Statistics Canada revises its question on ethnic origin in the census
Statistics Canada officials estimate that twice as many people could have identified themselves as Jewish in the 2016 census if the questionnaire had been formulated in a slightly different way.
T he number of people who identify as ethnically Jewish has been declining since 2001, but the 53.6% plunge between 2011 and 2016 far exceeded the declines recorded in previous census cycles.
If response trends had been maintained, the census would have identified between 270,000 and 298,000 Jewish people in the country in 2016, compared to the estimated 144,000 Jewish respondents, according to a recent Statistics Canada technical report. .
The federal agency argues that the recorded decline can not be explained by deaths, emigration or errors in the compilation of data.
The decline is rather attributable to the reformulation of the question on ethnic and cultural origins, it is estimated.
The Jewish mention had been removed from the list of examples accompanying this question, which might have led some respondents to believe that it concerned only the origins of a particular country.
Ethnic and cultural groups rely on the census to get as accurate a picture as possible of the number of members of their community, but the data serve many other purposes.
Elections Canada, for example, referred to the census on Monday to explain its decision not to change the federal election date this fall, even though it coincides with a holiday observed by practicing Jews who will not be able to vote or participate in campaigns. day.
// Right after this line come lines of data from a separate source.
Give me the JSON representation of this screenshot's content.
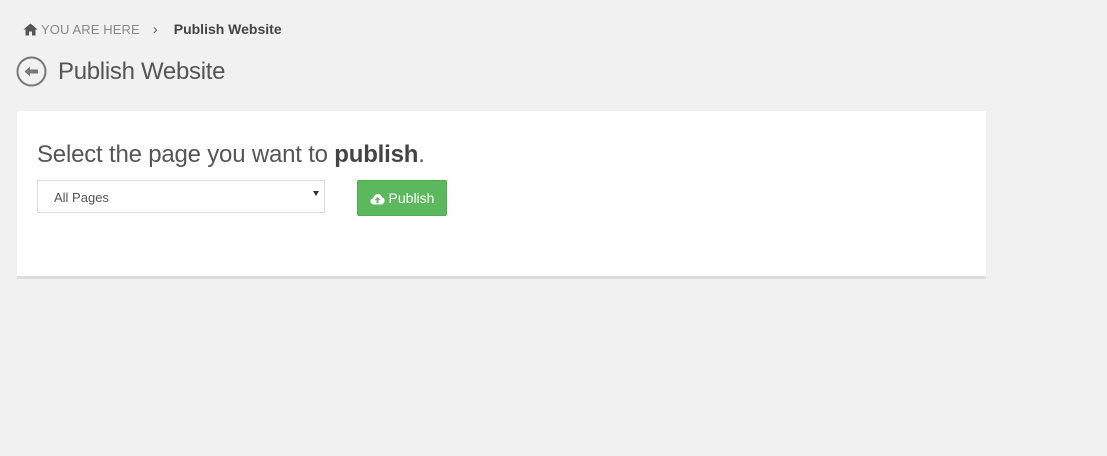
{
  "breadcrumb": {
    "home_icon": "home-icon",
    "home_label": "YOU ARE HERE",
    "separator": "›",
    "current": "Publish Website"
  },
  "header": {
    "back_icon": "arrow-left-circle-icon",
    "title": "Publish Website"
  },
  "main": {
    "prompt_prefix": "Select the page you want to ",
    "prompt_emphasis": "publish",
    "prompt_suffix": ".",
    "page_select": {
      "value": "All Pages"
    },
    "publish_button": {
      "icon": "cloud-upload-icon",
      "label": "Publish",
      "color": "#5cb85c"
    }
  },
  "colors": {
    "background": "#f1f1f1",
    "card": "#ffffff",
    "success": "#5cb85c"
  }
}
In preparation for the next census in 2021, Statistics Canada has decided to test a new version of the question, which provides not ethnic examples, but a brief description of their different types. more than one link to “an exhaustive list of more than 400 origins” for respondents needing additional help.
“This approach could mitigate the suggestion effect proposed by specific examples,” argues the technical report.
The complete removal of examples, however, is not an option, as it could lead to other risks such as the fact that respondents do not understand the essence of the question.
“We are a country that accommodates multiple identities, but measuring these multiple identities is becoming more and more complex,” says Jack Jedwab, director of the Canadian Studies Association.